At the top of Dicks Pass, I found a couple sitting on the ground resting from their long climb. They identified themselves as Weed and Ice Bucket. I stopped long enough to chat and celebrate the climb with a PayDay candy bar, and then moved on. It was all downhill for the next few miles, and I moved fast as I didn’t want to be passed by the couple I just met.
I passed more lakes and several trail junctions that lead down to Highway 89, the highway that traveled north to south along the west side of Lake Tahoe. I knew the lake was off to the east, but the mountain vistas were never conducive to getting a good view of the lake. I make my twenty miles for the day and found a flat spot a hundred feet or so off the trail to make camp. By nine that evening, I was on the ground, snuggled in my sleeping bag with no tent.
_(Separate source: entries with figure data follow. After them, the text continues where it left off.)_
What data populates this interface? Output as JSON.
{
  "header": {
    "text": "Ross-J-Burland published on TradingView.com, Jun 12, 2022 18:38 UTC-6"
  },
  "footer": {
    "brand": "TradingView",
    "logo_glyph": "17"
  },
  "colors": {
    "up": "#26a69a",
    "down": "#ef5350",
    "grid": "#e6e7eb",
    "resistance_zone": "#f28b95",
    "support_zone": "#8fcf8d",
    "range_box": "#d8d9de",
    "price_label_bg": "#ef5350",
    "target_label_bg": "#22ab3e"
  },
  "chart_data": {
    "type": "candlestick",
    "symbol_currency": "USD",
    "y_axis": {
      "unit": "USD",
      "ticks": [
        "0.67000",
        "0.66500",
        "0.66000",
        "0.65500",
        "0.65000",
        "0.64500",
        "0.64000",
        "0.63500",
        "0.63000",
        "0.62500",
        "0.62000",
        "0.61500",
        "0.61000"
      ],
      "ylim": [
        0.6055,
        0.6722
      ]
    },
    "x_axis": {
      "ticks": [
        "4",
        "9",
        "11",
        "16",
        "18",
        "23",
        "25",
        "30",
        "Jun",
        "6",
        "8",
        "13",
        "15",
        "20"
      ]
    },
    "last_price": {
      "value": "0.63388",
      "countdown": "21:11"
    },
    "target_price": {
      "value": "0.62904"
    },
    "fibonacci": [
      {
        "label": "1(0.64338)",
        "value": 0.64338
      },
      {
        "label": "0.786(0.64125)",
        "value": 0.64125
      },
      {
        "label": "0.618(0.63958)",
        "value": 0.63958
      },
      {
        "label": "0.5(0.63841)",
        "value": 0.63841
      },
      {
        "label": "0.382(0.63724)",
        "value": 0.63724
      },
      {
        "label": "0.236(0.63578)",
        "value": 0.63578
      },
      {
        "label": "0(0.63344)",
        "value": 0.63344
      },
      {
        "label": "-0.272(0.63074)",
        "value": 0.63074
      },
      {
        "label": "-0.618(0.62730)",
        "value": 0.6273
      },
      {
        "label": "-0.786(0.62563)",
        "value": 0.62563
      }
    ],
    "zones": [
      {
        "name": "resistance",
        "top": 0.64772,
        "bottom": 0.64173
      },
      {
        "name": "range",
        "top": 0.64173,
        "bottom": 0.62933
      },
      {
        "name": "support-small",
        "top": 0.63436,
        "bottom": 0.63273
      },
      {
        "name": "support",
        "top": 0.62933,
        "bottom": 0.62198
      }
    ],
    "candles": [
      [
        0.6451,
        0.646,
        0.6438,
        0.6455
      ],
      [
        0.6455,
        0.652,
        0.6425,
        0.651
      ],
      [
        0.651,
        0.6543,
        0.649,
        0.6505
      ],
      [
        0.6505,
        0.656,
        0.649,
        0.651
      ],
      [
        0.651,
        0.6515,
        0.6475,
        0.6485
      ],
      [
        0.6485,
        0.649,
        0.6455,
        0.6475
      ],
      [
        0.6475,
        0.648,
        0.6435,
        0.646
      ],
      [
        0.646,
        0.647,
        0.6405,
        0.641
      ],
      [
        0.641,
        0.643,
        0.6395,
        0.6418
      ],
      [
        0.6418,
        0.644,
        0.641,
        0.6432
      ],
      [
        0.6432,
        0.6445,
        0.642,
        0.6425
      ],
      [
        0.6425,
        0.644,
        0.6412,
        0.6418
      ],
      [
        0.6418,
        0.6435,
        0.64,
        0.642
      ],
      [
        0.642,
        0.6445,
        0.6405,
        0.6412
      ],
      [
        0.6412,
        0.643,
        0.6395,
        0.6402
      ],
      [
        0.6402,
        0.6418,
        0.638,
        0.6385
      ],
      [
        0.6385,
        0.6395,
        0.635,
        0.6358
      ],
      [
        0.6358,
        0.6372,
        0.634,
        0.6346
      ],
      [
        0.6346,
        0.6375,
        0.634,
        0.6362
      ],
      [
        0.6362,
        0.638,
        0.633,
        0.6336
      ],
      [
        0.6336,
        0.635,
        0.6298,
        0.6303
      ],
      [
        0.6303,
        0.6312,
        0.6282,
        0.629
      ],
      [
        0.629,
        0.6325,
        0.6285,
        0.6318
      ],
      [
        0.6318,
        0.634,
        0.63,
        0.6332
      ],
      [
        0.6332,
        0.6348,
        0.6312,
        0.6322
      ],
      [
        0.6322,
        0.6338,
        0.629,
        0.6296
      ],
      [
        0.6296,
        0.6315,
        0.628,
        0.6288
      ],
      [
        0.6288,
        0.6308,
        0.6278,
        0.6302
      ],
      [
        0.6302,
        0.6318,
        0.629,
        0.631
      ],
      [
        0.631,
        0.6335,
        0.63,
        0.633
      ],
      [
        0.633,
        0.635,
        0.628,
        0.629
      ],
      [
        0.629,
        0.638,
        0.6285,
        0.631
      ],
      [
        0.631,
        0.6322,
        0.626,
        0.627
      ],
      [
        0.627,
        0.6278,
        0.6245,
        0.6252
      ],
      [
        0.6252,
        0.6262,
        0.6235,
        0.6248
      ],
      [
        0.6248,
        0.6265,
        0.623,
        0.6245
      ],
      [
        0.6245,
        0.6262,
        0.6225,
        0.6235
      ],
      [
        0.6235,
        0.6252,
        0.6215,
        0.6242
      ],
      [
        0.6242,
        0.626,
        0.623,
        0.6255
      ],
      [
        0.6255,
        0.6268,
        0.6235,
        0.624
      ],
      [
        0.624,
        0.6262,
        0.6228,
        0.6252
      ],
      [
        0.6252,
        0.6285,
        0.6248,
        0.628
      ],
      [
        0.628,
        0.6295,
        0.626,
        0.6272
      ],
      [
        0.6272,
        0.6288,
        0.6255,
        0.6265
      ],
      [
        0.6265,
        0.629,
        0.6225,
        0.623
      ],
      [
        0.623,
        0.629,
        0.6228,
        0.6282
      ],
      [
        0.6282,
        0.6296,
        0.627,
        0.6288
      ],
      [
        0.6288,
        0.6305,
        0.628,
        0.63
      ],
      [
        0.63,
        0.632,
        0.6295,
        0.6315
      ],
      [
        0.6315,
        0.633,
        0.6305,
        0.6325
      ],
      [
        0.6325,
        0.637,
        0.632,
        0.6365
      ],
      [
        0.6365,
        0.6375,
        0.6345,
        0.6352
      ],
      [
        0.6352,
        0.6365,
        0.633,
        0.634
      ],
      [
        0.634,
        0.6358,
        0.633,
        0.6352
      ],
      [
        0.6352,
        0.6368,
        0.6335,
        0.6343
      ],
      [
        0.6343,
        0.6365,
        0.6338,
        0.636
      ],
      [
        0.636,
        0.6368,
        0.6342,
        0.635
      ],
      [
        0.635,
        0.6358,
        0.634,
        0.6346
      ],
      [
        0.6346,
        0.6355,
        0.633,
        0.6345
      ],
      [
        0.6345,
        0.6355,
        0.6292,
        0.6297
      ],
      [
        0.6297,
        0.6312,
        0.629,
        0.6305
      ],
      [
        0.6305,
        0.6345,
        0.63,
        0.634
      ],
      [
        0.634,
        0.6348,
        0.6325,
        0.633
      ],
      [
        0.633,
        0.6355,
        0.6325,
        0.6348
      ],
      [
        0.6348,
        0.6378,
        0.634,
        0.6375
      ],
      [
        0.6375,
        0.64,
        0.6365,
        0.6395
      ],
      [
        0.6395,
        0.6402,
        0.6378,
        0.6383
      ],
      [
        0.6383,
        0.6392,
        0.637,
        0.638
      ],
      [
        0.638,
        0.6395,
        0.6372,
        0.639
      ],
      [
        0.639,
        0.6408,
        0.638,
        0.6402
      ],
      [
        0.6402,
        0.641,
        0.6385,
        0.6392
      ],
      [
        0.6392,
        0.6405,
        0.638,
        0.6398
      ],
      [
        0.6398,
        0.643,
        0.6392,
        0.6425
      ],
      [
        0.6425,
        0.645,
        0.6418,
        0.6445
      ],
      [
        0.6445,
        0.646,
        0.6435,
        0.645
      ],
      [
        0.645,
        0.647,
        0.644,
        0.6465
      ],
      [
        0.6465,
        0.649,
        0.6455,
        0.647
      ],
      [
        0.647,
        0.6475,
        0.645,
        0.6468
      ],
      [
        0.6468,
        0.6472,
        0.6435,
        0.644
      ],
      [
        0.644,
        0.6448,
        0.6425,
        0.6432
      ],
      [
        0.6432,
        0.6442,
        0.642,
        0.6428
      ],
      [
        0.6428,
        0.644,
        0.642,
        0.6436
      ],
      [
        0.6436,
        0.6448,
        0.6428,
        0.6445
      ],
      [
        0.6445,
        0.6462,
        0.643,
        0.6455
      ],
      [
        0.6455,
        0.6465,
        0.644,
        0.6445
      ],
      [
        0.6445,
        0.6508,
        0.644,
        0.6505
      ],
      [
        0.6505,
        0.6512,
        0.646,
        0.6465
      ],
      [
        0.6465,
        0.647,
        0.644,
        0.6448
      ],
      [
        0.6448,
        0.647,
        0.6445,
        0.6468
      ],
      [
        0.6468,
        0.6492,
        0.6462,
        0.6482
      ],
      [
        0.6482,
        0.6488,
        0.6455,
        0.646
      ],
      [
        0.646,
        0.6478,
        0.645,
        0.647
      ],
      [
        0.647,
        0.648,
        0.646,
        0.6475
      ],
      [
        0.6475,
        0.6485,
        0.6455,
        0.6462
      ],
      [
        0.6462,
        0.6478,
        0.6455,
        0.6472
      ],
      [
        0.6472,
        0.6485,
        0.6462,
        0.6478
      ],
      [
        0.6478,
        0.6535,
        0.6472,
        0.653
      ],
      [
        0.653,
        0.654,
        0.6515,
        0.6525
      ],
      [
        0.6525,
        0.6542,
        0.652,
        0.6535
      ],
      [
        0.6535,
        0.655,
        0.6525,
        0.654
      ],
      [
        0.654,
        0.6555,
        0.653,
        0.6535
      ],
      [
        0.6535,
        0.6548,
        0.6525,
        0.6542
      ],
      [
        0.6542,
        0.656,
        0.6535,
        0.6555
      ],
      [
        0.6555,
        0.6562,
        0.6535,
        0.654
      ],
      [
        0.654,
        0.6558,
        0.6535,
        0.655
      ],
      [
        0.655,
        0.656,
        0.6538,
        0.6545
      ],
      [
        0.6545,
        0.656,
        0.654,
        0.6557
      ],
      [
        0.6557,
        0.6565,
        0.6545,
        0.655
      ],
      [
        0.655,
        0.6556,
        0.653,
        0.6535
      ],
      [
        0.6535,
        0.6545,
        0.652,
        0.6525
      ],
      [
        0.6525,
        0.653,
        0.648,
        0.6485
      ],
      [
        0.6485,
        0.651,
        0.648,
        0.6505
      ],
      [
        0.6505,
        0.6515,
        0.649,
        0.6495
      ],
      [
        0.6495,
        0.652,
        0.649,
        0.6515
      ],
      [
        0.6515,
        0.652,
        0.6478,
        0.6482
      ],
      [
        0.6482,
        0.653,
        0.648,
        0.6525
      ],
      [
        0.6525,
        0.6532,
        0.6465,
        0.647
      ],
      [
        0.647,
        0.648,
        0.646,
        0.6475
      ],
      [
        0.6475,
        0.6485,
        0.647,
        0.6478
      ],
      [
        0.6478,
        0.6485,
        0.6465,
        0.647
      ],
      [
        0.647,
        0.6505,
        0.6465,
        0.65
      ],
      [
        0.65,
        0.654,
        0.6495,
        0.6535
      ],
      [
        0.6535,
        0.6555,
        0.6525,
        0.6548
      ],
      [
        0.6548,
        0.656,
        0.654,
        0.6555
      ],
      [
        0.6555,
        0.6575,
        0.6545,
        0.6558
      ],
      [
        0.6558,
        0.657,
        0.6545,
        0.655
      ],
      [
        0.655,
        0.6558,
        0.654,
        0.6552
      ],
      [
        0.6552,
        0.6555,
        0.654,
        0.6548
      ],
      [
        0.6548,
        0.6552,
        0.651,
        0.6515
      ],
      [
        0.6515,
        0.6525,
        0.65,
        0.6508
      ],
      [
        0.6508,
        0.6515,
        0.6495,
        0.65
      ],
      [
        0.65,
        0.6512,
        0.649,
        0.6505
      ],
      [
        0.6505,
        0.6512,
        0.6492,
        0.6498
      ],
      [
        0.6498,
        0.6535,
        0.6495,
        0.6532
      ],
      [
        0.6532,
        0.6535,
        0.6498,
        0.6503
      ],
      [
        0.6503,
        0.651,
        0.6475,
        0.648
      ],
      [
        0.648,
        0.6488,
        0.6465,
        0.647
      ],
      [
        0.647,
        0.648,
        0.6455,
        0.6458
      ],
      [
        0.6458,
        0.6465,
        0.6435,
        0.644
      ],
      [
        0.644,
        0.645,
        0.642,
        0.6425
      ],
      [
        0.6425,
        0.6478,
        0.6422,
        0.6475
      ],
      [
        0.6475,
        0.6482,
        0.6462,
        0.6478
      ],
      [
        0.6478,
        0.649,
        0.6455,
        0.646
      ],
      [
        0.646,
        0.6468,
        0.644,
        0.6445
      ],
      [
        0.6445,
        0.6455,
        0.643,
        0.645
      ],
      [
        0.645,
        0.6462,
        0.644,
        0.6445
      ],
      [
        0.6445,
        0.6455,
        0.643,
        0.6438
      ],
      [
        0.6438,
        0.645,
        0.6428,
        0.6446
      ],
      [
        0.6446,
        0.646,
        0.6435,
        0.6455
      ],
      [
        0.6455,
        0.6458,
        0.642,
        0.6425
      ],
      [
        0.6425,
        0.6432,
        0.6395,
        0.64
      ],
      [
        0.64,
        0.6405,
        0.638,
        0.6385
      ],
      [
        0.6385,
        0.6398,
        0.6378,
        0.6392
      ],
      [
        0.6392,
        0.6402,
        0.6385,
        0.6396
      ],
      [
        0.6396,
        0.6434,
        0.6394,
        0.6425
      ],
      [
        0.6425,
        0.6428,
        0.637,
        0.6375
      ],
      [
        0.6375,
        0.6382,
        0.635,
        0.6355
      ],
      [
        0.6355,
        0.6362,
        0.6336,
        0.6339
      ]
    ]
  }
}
Just before it was totally dark, I saw two figures moving quickly up the trail; they were moving really fast for this time of night. I learned later that the two young men were trying to break the speed record for the Mexico to Canada hike, currently held by a tremendous athlete named Scott Williamson, who holds the record at sixty-four days, eleven hours, and nineteen minutes.
Whoops, must make a correction here. Scott’s record has been broken twice this year, first by Heather “Anish” Anderson, who made it to the Canadian border in sixty days, seventeen hours, and twelve minutes, for an average speed of forty-four miles per day. This happened on August 7, 2013. A day later, on August 8, 2013, Josh Garrett crossed the Canadian border with a time of fifty-nine days, eight hours, and fourteen minutes, for an average speed of forty-five miles per day.
For the last fifty miles, the Pacific Crest Trail has shared the same space with the Tahoe Rim Trail, and now I had arrived at the junction where these two trails parted ways. The PCT continued north, while the TRT headed east towards Lake Tahoe. From this vantage point of the trail junction, I could see Lake Tahoe. The far horizon and the lake seem to merge, but in reality, it was just rain falling on the distant shore of the lake.
Massive lava flows indicated the presence of long-vanished volcanoes, and as the trail approached the rim above Squaw Valley Ski Resort, it marked a very long traverse across an extremely steep slope comprised of volcanic rock.
It was late in the evening when I reached the start of this traverse, and as there was no place to make camp, I determine that I would have to make the traverse, with the hope that I could make it off the rim and to a camping site before the trail was totally enveloped in darkness. I couldn’t see the end of the traverse, and guesstimated that it was a mile to a mile and a half long. Halfway across, I encountered snow fences and warning signs that indicate skiing beyond the point of these signs was prohibited. Looking over the rim to the basin far below, I can see the buildings and infrastructure of the Squaw Valley Ski Resort that had been the site of the 1960 Winter Olympics.